Personal information
- Full name: Victor Joseph Bonavia
- Born: 2 September 1893 British Malta
- Died: 20 November 1948 (aged 55) Hamburg, British Occupied Germany
- Batting: Unknown
- Bowling: Unknown

Domestic team information
- 1925/26–1928/29: Europeans

Career statistics
| Competition | First-class |
| Matches | 3 |
| Runs scored | 104 |
| Batting average | 20.80 |
| 100s/50s | –/– |
| Top score | 40 |
| Balls bowled | 6 |
| Wickets | 0 |
| Bowling average | – |
| 5 wickets in innings | – |
| 10 wickets in match | – |
| Best bowling | – |
| Catches/stumpings | –/– |
- Source: Cricinfo, 7 November 2021

= Victor Bonavia =

Maltese cricketer, physician and British Army officer

Victor Joseph Bonavia (2 September 1893 – 20 November 1948) was a Maltese first-class cricketer, physician and British Army officer.

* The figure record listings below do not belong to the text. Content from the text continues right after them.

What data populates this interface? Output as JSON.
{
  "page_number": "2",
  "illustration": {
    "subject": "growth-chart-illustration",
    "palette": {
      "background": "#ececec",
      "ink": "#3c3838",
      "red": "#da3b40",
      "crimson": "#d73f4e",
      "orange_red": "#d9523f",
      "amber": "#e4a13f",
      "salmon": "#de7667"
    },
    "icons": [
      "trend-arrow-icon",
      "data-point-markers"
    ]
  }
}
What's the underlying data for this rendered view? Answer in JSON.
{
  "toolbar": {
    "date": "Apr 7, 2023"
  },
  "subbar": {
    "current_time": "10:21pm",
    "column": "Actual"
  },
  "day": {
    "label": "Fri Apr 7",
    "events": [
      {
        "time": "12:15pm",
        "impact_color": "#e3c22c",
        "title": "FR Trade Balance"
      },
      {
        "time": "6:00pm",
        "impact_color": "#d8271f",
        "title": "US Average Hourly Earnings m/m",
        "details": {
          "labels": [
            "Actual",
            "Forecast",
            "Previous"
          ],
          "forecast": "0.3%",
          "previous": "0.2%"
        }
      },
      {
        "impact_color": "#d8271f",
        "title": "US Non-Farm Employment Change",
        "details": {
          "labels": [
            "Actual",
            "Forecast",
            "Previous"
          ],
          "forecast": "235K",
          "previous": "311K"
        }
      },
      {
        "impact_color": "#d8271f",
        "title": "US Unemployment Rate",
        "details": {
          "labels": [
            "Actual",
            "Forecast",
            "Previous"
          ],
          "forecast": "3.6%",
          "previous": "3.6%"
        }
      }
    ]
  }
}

Bonavia was born in British Malta in September 1893. He obtained his medical doctorate at the University of Malta, before obtaining his Membership of the Royal Colleges of Physicians in London. Bonavia served in the First World War and was commissioned as a temporary lieutenant in the Royal Army Medical Corps in February 1917, being assigned to Thessaloniki. He was promoted to lieutenant in full in February 1917, obtaining the temporary rank of captain at the same time, a rank he gained in full in August 1920. He served in Thessaloniki until 1921, before transferring to Netley Hospital in 1923, where he worked as a specialist registrar until 1924. From there he went to British India, where he played first-class cricket for the Europeans cricket team on two occasions against the Sikhs in 1926 and the Muslims in 1929. He also made a first-class appearance for the Punjab Governor's XI against Northern India. In his three first-class matches, Bonavia scored 104 runs with a highest score of 44. He was promoted to major in February 1929, with Bonavia remaining in India until 1930. After returning to England where he practiced at the Royal Herbert Hospital in Woolwich, he left for China in 1932, remaining there until 1936. He later served in the Second World War, during which he was promoted to lieutenant colonel in October 1943, with his promotion to colonel following after the end of the war in November 1947. He was appointed to the BMH Hamburg in the British occupation-zone in Germany in 1947, where he died suddenly in November 1948.